Qualche estate fa mi trovavo a passare di fronte ad una serie di manifesti sconcertanti. O meglio, si trattava di manifesti assolutamente normali per il periodo dell'anno ma la loro concentrazione dava come risultato un effetto particolarmente curioso. Annunciavano concerti di tribute band, in particolare c'erano le tribute band di Battisti, di Dalla e dei Queen. Ora, come forse saprete, Dalla e Battisti sono morti e lo erano anche in quell'estate. Quanto ai Queen, non sono tutti morti ma la loro figura più iconica lo è sicuramente: parlo ovviamente di Freddy Mercury i cui baffoni, assieme ai ricciolotti di Battasti e agli occhialetti di Dalla, campeggiavano in bella mostra sulla locandina del concerto che tributava loro un omaggio. Più avanti avrei avuto modo di realizzare che la mia osservazione sui cantanti morti non era particolarmente originale e a questo proposito c'è il bel libro “Retromania” che analizza questo fenomeno di cui accenna oggi il presente post, ossia il costante sguardo al passato che caratterizza i nostri tempi postmoderni. In quel momento l'unica cosa che mi veniva in mente era un racconto di Stephen King intitolato “E hanno una band dell'altro mondo” in cui una coppia in auto finisce in un paese in cui si aggirano Elvis Presley e una serie di altre celebrità della musica tutte rigorosamente defunte. Dove sono capitati? All'inferno? Nel paradiso della musica? In un'altra dimensione?

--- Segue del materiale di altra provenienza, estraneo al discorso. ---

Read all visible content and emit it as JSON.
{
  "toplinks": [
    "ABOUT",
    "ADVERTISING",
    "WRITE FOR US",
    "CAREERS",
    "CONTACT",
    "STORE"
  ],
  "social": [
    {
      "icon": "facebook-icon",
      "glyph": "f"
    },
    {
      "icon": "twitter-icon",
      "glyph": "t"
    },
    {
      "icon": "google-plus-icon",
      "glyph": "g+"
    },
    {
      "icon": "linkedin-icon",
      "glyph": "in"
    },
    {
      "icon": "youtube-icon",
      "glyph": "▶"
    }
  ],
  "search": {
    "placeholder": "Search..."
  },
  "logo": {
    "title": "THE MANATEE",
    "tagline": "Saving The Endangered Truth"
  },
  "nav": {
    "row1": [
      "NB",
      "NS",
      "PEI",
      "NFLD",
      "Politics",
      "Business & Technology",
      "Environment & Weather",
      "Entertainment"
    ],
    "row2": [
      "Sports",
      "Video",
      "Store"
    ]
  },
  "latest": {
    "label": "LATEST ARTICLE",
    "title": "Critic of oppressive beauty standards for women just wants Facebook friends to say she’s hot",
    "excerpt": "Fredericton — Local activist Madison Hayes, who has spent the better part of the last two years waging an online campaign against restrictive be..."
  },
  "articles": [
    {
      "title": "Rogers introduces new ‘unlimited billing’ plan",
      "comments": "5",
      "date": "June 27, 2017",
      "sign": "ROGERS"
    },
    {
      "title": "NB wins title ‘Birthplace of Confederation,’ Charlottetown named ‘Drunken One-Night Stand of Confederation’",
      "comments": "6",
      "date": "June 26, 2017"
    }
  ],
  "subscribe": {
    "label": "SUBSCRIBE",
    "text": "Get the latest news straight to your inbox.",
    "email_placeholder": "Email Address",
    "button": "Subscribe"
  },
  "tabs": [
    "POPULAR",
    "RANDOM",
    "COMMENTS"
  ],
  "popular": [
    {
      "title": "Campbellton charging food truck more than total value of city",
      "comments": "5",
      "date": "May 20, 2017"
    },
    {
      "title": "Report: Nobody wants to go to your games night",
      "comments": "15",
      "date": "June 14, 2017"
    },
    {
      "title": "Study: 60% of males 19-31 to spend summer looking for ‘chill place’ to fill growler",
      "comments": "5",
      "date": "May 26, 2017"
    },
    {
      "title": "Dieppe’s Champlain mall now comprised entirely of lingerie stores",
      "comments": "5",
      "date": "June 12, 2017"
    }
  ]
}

Questo momento aha (definizione che viene dalla psicanalisi ma non solo, perché ormai è tutto pop) mi ha colto di nuovo l'altro giorno, allorquando passando di fronte ad un'edicola, vedo la copertina di TGM (aka The Games Machine, rivista italiana di videogiochi) su cui campeggia come titolo di richiamo... Diablo 2! Ma com'è possibile? – mi chiedo. Ho una copia di Diablo 2 in casa... Di più: ero sicuro che fosse uscito pure un terzo capitolo, Diablo 3, investito da una serie mastodontica di critiche e polemiche, tutte giuste tra l'altro. Forse la pandemia sta massacrando la nostra sanità mentale? Osservo meglio la cover e scopro altri due titoli citati: Mass Effect e... addirittura Wing Commander!

Mi torna allora in mente, come direbbe il Battisti nominato in apertura, che quando ho cominciato a scrivere questo blog avrei voluto pensare ed elaborare un nuovo concetto di videogioco indie e che avevo cominciato a fare riflessioni in merito. Poi ho finito col fare recensioni di roba della preistoria videoludica oppure col rimpiangere i bei tempi antichi. E allora mi sono detto: basta guardare al passato! Voglio vedere al futuro e voglio cominciare a recensire videogiochi nuovi e recentissimi! Non importa se non li gioco, prendo la recensione su Gamespot, la traduco in italiano col traduttore automatico, la cambio un po', ci faccio un paio di riflessioni personali che danno umanità e colore e il gioco è fatto. Il mio sarà di nuovo un blog di videogiochi che guarda al futuro. Ma ahimè, su Gamespot il titolo di punta è Diablo 2. E il recensore si abbandona alle sue stucchevoli riflessioni personali che danno il suo personale colore, tanto da farmi pensare: dove sono le fredde recensioni anglosassoni di una volta? Ma chi vi credete di essere? Se continuate così farete la nostra fine. E niente, bisogna continuare per l'ennesima volta a fare le cose tutte da soli.

P.S. Vi ricordate dei bei tempi andati quando in America, girando in automobile, ci si poteva perdere in qualche fottuta dimensione alternativa o casa stregata e la cosa aveva pure un minimo di realismo perché non c'era il cellulare?